High Court Writer
THE provincial government has turned to the courts in an attempt to evict a group of people squatting on a piece of land it owns in Woodstock.
The Human Settlements Department is seeking to remove the group occupying a dilapidated building on the corner of Perth and Cambridge streets.
The department said in papers before the Western Cape High Court that the structure of the building on the property is not safe.
It has been battling with the occupants since the beginning of 2009.
In an affidavit before the court, Lionel Esterhuizen, of the department, said the provincial government had not given the occupants consent to live on the property and that their occupation was therefore unlawful.
Most of the occupants have been living at the property for more than three years, while one moved in last year.
According to Esterhuizen, the property was not safe for human habitation and posed a health and safety risk to current and future occupants.
The building was constructed in 1930 and became unfit for occupation in 2008/ 2009 when the City of Cape Town issued a notice to the Department of Human Settlements.
However, the department could not demolish the building because there were about 10 families living there.
The city addressed a memorandum to the department in April 2010, after receiving a complaint from a neighbour that roofing sheets had blown off the building.
“It was discovered that the buildings on the property were potentially dangerous and in a state of disrepair,” he said.
A large part of the building was unstable, the department said.
Attorneys representing the department asked the families to vacate the property, but most of them complained that they were unemployed and could not afford alternative accommodation.
Eventually, some of them took up an offer from the city for alternative accommodation in Delft.
However, five adults and a two-year-old child are still living there and have refused to move.
Some live in a caravan parked on the property while others live elsewhere on the property.
Esterhuizen said that there was a potential land claim against the property.
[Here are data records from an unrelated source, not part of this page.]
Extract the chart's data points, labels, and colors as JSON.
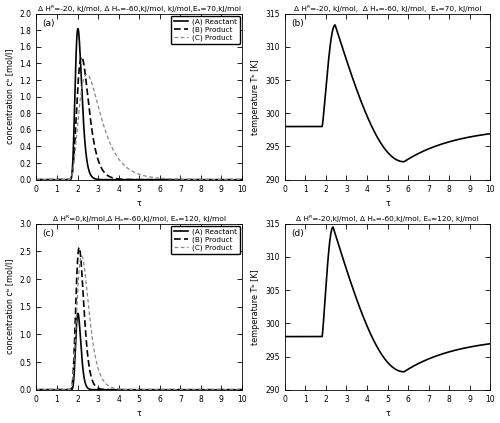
{
  "fig_width": 5.0,
  "fig_height": 4.23,
  "dpi": 100,
  "titles": [
    "Δ Hᴿ=-20, kJ/mol, Δ Hₐ=-60,kJ/mol, kJ/mol,Eₐ=70,kJ/mol",
    "Δ Hᴿ=-20, kJ/mol,  Δ Hₐ=-60, kJ/mol,  Eₐ=70, kJ/mol",
    "Δ Hᴿ=0,kJ/mol,Δ Hₐ=-60,kJ/mol, Eₐ=120, kJ/mol",
    "Δ Hᴿ=-20,kJ/mol, Δ Hₐ=-60,kJ/mol, Eₐ=120, kJ/mol"
  ],
  "panel_labels": [
    "(a)",
    "(b)",
    "(c)",
    "(d)"
  ],
  "xlim": [
    0,
    10
  ],
  "ylim_conc_a": [
    0,
    2.0
  ],
  "yticks_conc_a": [
    0,
    0.2,
    0.4,
    0.6,
    0.8,
    1.0,
    1.2,
    1.4,
    1.6,
    1.8,
    2.0
  ],
  "ylim_temp_b": [
    290,
    315
  ],
  "yticks_temp_b": [
    290,
    295,
    300,
    305,
    310,
    315
  ],
  "ylim_conc_c": [
    0,
    3.0
  ],
  "yticks_conc_c": [
    0,
    0.5,
    1.0,
    1.5,
    2.0,
    2.5,
    3.0
  ],
  "ylim_temp_d": [
    290,
    315
  ],
  "yticks_temp_d": [
    290,
    295,
    300,
    305,
    310,
    315
  ],
  "xlabel": "τ",
  "ylabel_conc": "concentration cᵇ [mol/l]",
  "ylabel_temp": "temperature Tᵇ [K]",
  "legend_entries": [
    "(A) Reactant",
    "(B) Product",
    "(C) Product"
  ],
  "background_color": "#ffffff"
}
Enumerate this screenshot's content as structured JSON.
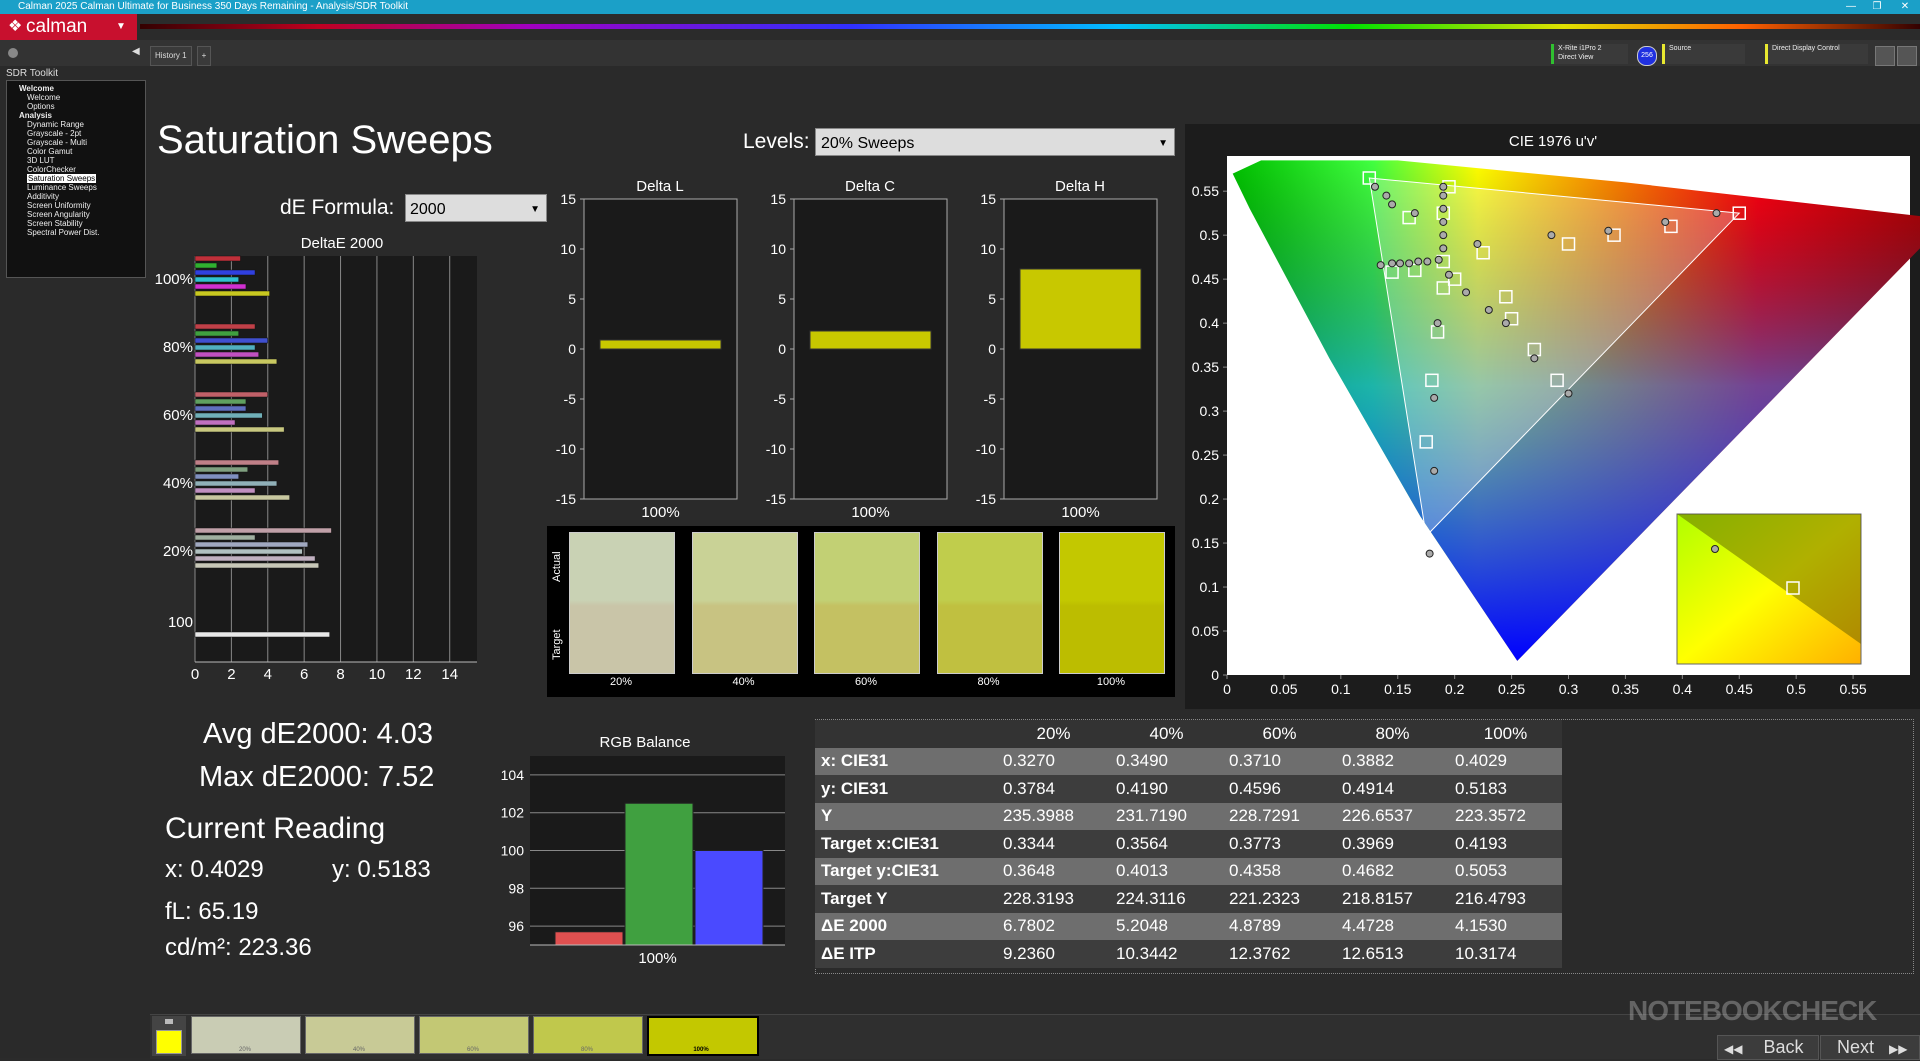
{
  "window": {
    "title": "Calman 2025 Calman Ultimate for Business 350 Days Remaining - Analysis/SDR Toolkit"
  },
  "app": {
    "logo": "calman"
  },
  "tabs": [
    "History 1"
  ],
  "devices": {
    "meter_line1": "X-Rite i1Pro 2",
    "meter_line2": "Direct View",
    "meter_badge": "256",
    "source": "Source",
    "display": "Direct Display Control"
  },
  "sidebar": {
    "header": "SDR Toolkit",
    "items": [
      {
        "label": "Welcome",
        "bold": true
      },
      {
        "label": "Welcome"
      },
      {
        "label": "Options"
      },
      {
        "label": "Analysis",
        "bold": true
      },
      {
        "label": "Dynamic Range"
      },
      {
        "label": "Grayscale - 2pt"
      },
      {
        "label": "Grayscale - Multi"
      },
      {
        "label": "Color Gamut"
      },
      {
        "label": "3D LUT"
      },
      {
        "label": "ColorChecker"
      },
      {
        "label": "Saturation Sweeps",
        "selected": true
      },
      {
        "label": "Luminance Sweeps"
      },
      {
        "label": "Additivity"
      },
      {
        "label": "Screen Uniformity"
      },
      {
        "label": "Screen Angularity"
      },
      {
        "label": "Screen Stability"
      },
      {
        "label": "Spectral Power Dist."
      }
    ]
  },
  "page": {
    "title": "Saturation Sweeps",
    "levels_label": "Levels:",
    "levels_value": "20% Sweeps",
    "formula_label": "dE Formula:",
    "formula_value": "2000",
    "avg": "Avg dE2000: 4.03",
    "max": "Max dE2000: 7.52",
    "current_reading": "Current Reading",
    "x_reading": "x: 0.4029",
    "y_reading": "y: 0.5183",
    "fl": "fL: 65.19",
    "cdm2": "cd/m²: 223.36"
  },
  "deltae_chart": {
    "title": "DeltaE 2000",
    "xticks": [
      "0",
      "2",
      "4",
      "6",
      "8",
      "10",
      "12",
      "14"
    ],
    "groups": [
      "100%",
      "80%",
      "60%",
      "40%",
      "20%",
      "100"
    ],
    "bars": [
      [
        {
          "v": 2.5,
          "c": "#c0303a"
        },
        {
          "v": 1.2,
          "c": "#30b030"
        },
        {
          "v": 3.3,
          "c": "#3040e0"
        },
        {
          "v": 2.4,
          "c": "#30c0d0"
        },
        {
          "v": 2.8,
          "c": "#d030d0"
        },
        {
          "v": 4.1,
          "c": "#c8c820"
        }
      ],
      [
        {
          "v": 3.3,
          "c": "#c04048"
        },
        {
          "v": 2.4,
          "c": "#40a040"
        },
        {
          "v": 4.0,
          "c": "#4050d0"
        },
        {
          "v": 3.3,
          "c": "#50b0c0"
        },
        {
          "v": 3.5,
          "c": "#c050c0"
        },
        {
          "v": 4.5,
          "c": "#c8c860"
        }
      ],
      [
        {
          "v": 4.0,
          "c": "#c06068"
        },
        {
          "v": 2.8,
          "c": "#60a060"
        },
        {
          "v": 2.8,
          "c": "#6070c0"
        },
        {
          "v": 3.7,
          "c": "#70b0b8"
        },
        {
          "v": 2.2,
          "c": "#c070c0"
        },
        {
          "v": 4.9,
          "c": "#c8c880"
        }
      ],
      [
        {
          "v": 4.6,
          "c": "#c08088"
        },
        {
          "v": 2.9,
          "c": "#80a080"
        },
        {
          "v": 2.4,
          "c": "#8090c0"
        },
        {
          "v": 4.5,
          "c": "#90b0b8"
        },
        {
          "v": 3.3,
          "c": "#c090c0"
        },
        {
          "v": 5.2,
          "c": "#c8c8a0"
        }
      ],
      [
        {
          "v": 7.5,
          "c": "#c0a0a8"
        },
        {
          "v": 3.3,
          "c": "#a0b0a0"
        },
        {
          "v": 6.2,
          "c": "#a0a8c0"
        },
        {
          "v": 5.9,
          "c": "#b0c0c0"
        },
        {
          "v": 6.6,
          "c": "#c0b0c0"
        },
        {
          "v": 6.8,
          "c": "#c8c8b8"
        }
      ],
      [
        {
          "v": 7.4,
          "c": "#e8e8e8"
        }
      ]
    ]
  },
  "delta_charts": [
    {
      "title": "Delta L",
      "value": 0.9,
      "label": "100%"
    },
    {
      "title": "Delta C",
      "value": 1.8,
      "label": "100%"
    },
    {
      "title": "Delta H",
      "value": 8.0,
      "label": "100%"
    }
  ],
  "delta_yticks": [
    "15",
    "10",
    "5",
    "0",
    "-5",
    "-10",
    "-15"
  ],
  "swatches": {
    "actual_label": "Actual",
    "target_label": "Target",
    "items": [
      {
        "label": "20%",
        "actual": "#c9d2b4",
        "target": "#c9c5a8"
      },
      {
        "label": "40%",
        "actual": "#c9d296",
        "target": "#c8c382"
      },
      {
        "label": "60%",
        "actual": "#c2d074",
        "target": "#c4c162"
      },
      {
        "label": "80%",
        "actual": "#c0cd4c",
        "target": "#c0c040"
      },
      {
        "label": "100%",
        "actual": "#c3c800",
        "target": "#bcbd00"
      }
    ]
  },
  "bottom_swatches": [
    {
      "label": "20%",
      "color": "#c9ccb4"
    },
    {
      "label": "40%",
      "color": "#c8ca96"
    },
    {
      "label": "60%",
      "color": "#c3c874"
    },
    {
      "label": "80%",
      "color": "#c0c84c"
    },
    {
      "label": "100%",
      "color": "#c3c800"
    }
  ],
  "rgb_balance": {
    "title": "RGB Balance",
    "yticks": [
      "104",
      "102",
      "100",
      "98",
      "96"
    ],
    "label": "100%",
    "values": {
      "red": 95.7,
      "green": 102.5,
      "blue": 100.0
    }
  },
  "cie": {
    "title": "CIE 1976 u'v'",
    "xticks": [
      "0",
      "0.05",
      "0.1",
      "0.15",
      "0.2",
      "0.25",
      "0.3",
      "0.35",
      "0.4",
      "0.45",
      "0.5",
      "0.55"
    ],
    "yticks": [
      "0.55",
      "0.5",
      "0.45",
      "0.4",
      "0.35",
      "0.3",
      "0.25",
      "0.2",
      "0.15",
      "0.1",
      "0.05",
      "0"
    ],
    "targets": [
      [
        0.125,
        0.565
      ],
      [
        0.195,
        0.555
      ],
      [
        0.19,
        0.525
      ],
      [
        0.16,
        0.52
      ],
      [
        0.145,
        0.458
      ],
      [
        0.165,
        0.46
      ],
      [
        0.19,
        0.47
      ],
      [
        0.2,
        0.45
      ],
      [
        0.19,
        0.44
      ],
      [
        0.185,
        0.39
      ],
      [
        0.18,
        0.335
      ],
      [
        0.175,
        0.265
      ],
      [
        0.17,
        0.16
      ],
      [
        0.225,
        0.48
      ],
      [
        0.245,
        0.43
      ],
      [
        0.25,
        0.405
      ],
      [
        0.27,
        0.37
      ],
      [
        0.29,
        0.335
      ],
      [
        0.3,
        0.49
      ],
      [
        0.34,
        0.5
      ],
      [
        0.39,
        0.51
      ],
      [
        0.45,
        0.525
      ]
    ],
    "measured": [
      [
        0.13,
        0.555
      ],
      [
        0.14,
        0.545
      ],
      [
        0.145,
        0.535
      ],
      [
        0.165,
        0.525
      ],
      [
        0.19,
        0.555
      ],
      [
        0.19,
        0.545
      ],
      [
        0.19,
        0.53
      ],
      [
        0.19,
        0.515
      ],
      [
        0.19,
        0.5
      ],
      [
        0.19,
        0.485
      ],
      [
        0.145,
        0.468
      ],
      [
        0.152,
        0.468
      ],
      [
        0.16,
        0.468
      ],
      [
        0.168,
        0.47
      ],
      [
        0.176,
        0.47
      ],
      [
        0.186,
        0.472
      ],
      [
        0.195,
        0.455
      ],
      [
        0.185,
        0.4
      ],
      [
        0.182,
        0.315
      ],
      [
        0.182,
        0.232
      ],
      [
        0.178,
        0.138
      ],
      [
        0.22,
        0.49
      ],
      [
        0.21,
        0.435
      ],
      [
        0.23,
        0.415
      ],
      [
        0.245,
        0.4
      ],
      [
        0.27,
        0.36
      ],
      [
        0.3,
        0.32
      ],
      [
        0.285,
        0.5
      ],
      [
        0.335,
        0.505
      ],
      [
        0.385,
        0.515
      ],
      [
        0.43,
        0.525
      ],
      [
        0.135,
        0.466
      ]
    ]
  },
  "data_table": {
    "columns": [
      "20%",
      "40%",
      "60%",
      "80%",
      "100%"
    ],
    "rows": [
      {
        "label": "x: CIE31",
        "values": [
          "0.3270",
          "0.3490",
          "0.3710",
          "0.3882",
          "0.4029"
        ]
      },
      {
        "label": "y: CIE31",
        "values": [
          "0.3784",
          "0.4190",
          "0.4596",
          "0.4914",
          "0.5183"
        ]
      },
      {
        "label": "Y",
        "values": [
          "235.3988",
          "231.7190",
          "228.7291",
          "226.6537",
          "223.3572"
        ]
      },
      {
        "label": "Target x:CIE31",
        "values": [
          "0.3344",
          "0.3564",
          "0.3773",
          "0.3969",
          "0.4193"
        ]
      },
      {
        "label": "Target y:CIE31",
        "values": [
          "0.3648",
          "0.4013",
          "0.4358",
          "0.4682",
          "0.5053"
        ]
      },
      {
        "label": "Target Y",
        "values": [
          "228.3193",
          "224.3116",
          "221.2323",
          "218.8157",
          "216.4793"
        ]
      },
      {
        "label": "ΔE 2000",
        "values": [
          "6.7802",
          "5.2048",
          "4.8789",
          "4.4728",
          "4.1530"
        ]
      },
      {
        "label": "ΔE ITP",
        "values": [
          "9.2360",
          "10.3442",
          "12.3762",
          "12.6513",
          "10.3174"
        ]
      }
    ]
  },
  "nav": {
    "back": "Back",
    "next": "Next"
  },
  "watermark": "NOTEBOOKCHECK",
  "current_color": "#ffff00"
}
For that reason, the MEC of Rural Development and Land Reform has been cited as a respondent.
Heritage Western Cape had also been cited as a respondent because the Heritage Act provided that a structure might not be demolished without a permit if it was older than 60 years. The department had applied for such a permit.
He said the building posed a risk to the occupants, passers-by and neighbours.
He said the city had offered the occupants alternative accommodation and asked the court to order the occupants to leave or be formally evicted.
Judge André Blignault (corr) this week ordered the occupants to show why they should not be ordered to vacate the property by February 22.